Oh!  I get it!  Brad didn't say "last one, so I can't give you one," but rather "last one, and then I quit smoking for good."  So Mallory is mad that Brad is still smoking, not that he's hiding cigarettes from her.  Man, shake Brad's truck and all sorts of dirty secrets fall out.

But is this really my mistake?  I'm not willing to concede.  For Mallory could have said, "And I thought you quit, asshole" or "hiding cigarettes in your truck, classy."  Or, if she were less self-centered and spiteful, she might say something like, "Oh, thank God you couldn't quit smoking, because now I've got fire!"

The more I think about this movie, the more I think Brad is the one dodging the bullet.  

2.  When she built that fire next to her head, what did you think was going to happen?

PH:  Honestly, I thought she was going to burn down the whole forest.  And if she had, it somehow would have been Brad's fault.  Like if Brad had quit smoking then she wouldn't have a lighter and wouldn't have been able to burn down the forest for no particular reason.  Gee thanks Brad!

JD: Is that all the meat you can get from a rat?

PH: I wouldn't think so, but did you know that one of the best ways to lose weight is to cut down on portion size?  Mallory doesn't look like the type to eat the whole bag of chips in one sitting, so maybe the same applies to rats? 

JD: Didn’t the hiker get stabbed in the stomach at one point? How was that not more of a plot point?

PH: I don't remember that happening at all, which probably just underlines rather than answers your question.

JD: What would have made the hiker a more compelling bad guy?
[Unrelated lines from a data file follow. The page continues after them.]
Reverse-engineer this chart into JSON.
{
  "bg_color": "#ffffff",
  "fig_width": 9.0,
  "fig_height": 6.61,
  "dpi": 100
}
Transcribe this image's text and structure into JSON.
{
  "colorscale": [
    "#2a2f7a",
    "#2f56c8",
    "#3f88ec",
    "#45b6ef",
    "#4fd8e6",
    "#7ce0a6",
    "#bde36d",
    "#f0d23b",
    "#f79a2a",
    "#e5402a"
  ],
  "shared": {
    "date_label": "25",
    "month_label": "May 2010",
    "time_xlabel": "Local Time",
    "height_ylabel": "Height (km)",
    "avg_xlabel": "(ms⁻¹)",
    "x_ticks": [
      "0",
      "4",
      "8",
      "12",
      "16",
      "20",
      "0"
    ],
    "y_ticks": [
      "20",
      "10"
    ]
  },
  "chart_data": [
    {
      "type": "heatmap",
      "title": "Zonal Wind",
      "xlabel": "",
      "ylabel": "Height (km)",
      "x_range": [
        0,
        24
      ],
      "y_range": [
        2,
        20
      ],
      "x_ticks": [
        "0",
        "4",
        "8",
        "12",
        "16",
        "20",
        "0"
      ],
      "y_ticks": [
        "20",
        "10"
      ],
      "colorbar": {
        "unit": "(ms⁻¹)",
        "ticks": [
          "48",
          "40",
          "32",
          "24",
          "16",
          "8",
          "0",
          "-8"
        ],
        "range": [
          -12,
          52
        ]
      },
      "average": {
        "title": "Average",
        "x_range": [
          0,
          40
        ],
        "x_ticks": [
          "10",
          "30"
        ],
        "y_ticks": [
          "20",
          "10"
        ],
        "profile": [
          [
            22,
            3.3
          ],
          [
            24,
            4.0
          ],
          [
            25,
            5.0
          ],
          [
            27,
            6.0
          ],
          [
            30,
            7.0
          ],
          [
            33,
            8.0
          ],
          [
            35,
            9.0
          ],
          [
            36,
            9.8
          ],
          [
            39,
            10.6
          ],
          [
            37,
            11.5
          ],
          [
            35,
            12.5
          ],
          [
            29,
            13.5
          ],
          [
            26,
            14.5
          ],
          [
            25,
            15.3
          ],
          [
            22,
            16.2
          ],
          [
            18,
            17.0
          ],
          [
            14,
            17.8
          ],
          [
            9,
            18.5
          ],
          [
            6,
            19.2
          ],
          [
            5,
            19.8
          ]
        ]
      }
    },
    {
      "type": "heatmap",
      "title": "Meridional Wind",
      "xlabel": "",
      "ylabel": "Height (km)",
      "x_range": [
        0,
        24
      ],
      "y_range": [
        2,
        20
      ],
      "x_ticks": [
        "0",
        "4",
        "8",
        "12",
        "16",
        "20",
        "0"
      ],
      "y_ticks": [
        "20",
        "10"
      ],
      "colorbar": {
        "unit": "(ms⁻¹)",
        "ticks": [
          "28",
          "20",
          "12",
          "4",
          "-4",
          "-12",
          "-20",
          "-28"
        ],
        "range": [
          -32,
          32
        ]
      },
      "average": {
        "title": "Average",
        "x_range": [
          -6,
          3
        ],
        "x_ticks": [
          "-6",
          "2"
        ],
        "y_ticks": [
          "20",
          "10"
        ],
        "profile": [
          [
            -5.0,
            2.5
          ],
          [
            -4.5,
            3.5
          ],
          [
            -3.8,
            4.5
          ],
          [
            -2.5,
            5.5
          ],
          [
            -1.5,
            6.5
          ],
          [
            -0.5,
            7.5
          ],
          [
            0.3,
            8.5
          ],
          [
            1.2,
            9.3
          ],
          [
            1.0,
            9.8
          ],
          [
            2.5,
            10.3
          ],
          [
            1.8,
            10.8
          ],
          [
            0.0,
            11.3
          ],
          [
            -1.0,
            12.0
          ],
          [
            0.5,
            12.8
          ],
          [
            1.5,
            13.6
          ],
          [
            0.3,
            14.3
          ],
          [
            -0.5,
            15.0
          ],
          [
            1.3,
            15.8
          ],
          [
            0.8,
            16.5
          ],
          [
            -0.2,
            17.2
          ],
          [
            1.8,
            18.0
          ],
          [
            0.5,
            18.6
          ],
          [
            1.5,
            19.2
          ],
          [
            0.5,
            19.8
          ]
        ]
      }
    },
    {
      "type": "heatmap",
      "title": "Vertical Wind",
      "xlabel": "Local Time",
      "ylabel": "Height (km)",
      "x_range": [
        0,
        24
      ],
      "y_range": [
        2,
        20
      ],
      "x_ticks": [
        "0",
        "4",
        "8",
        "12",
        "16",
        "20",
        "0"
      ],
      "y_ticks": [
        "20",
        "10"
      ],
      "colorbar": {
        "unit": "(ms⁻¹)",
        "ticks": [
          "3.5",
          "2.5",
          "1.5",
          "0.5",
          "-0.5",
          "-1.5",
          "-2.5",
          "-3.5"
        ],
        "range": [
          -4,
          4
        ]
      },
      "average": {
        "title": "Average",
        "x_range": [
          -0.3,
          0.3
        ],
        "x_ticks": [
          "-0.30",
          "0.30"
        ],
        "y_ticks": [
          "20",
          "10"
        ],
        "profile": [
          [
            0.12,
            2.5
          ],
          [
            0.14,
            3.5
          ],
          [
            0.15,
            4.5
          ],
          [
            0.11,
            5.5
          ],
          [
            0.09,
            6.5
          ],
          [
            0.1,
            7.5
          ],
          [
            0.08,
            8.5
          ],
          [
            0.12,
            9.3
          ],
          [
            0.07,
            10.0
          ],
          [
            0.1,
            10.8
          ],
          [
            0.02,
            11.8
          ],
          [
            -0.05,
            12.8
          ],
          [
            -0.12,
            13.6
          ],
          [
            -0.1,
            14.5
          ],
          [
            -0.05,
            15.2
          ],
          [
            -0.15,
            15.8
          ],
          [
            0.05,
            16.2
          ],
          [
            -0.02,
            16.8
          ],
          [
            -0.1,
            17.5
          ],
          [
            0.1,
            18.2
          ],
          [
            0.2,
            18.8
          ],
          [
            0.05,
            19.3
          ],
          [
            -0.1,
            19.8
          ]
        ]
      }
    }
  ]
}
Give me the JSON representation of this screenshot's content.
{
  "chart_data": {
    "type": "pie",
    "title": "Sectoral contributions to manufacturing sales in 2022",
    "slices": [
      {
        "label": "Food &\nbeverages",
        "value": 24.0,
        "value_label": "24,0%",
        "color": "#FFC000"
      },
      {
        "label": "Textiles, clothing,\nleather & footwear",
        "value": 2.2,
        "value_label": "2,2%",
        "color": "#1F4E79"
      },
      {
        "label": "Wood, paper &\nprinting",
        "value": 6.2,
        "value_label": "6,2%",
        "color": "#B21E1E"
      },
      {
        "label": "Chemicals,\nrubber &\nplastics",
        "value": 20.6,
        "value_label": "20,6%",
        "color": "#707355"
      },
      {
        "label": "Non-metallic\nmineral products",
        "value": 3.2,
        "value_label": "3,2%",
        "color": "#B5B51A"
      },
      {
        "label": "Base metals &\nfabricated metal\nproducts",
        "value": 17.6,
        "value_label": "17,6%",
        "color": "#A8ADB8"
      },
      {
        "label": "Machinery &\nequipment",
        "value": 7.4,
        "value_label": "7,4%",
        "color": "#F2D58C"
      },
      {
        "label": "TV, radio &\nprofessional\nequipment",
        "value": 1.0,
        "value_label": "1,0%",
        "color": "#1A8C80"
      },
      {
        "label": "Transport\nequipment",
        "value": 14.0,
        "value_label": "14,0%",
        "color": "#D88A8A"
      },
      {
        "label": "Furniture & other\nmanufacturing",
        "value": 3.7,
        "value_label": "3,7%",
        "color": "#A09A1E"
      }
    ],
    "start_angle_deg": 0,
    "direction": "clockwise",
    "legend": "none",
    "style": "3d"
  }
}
PH:  I think he might be more compelling if we saw him actually doing something evil in say the first hour of the film.  Here's a list of the evil things he does for the first two thirds of the film:

(1) says some heinous stuff
(2) waves a knife around
(3) doesn't help the woman who tried to kill him
(4) gives her a saw so that she can have a chance to escape

The first thing is creepy and screwed up but really is no worse than the average youtube comment section.  The second thing could have come from a 40s radio show--"gimme your wallet, or I'll cut ya, see?"  The third thing is bad, I suppose, but in such a passive aggressive way.  I'm going to torture you by not doing anything!  And then the fourth thing is supposed to be awful but from another angle could be seen as him actually helping her.  He gives her a saw!  That's way better than being trapped in a car without a saw.

He's a bad guy, obviously, but he isn't fearsome.  Somehow this is all Brad's fault.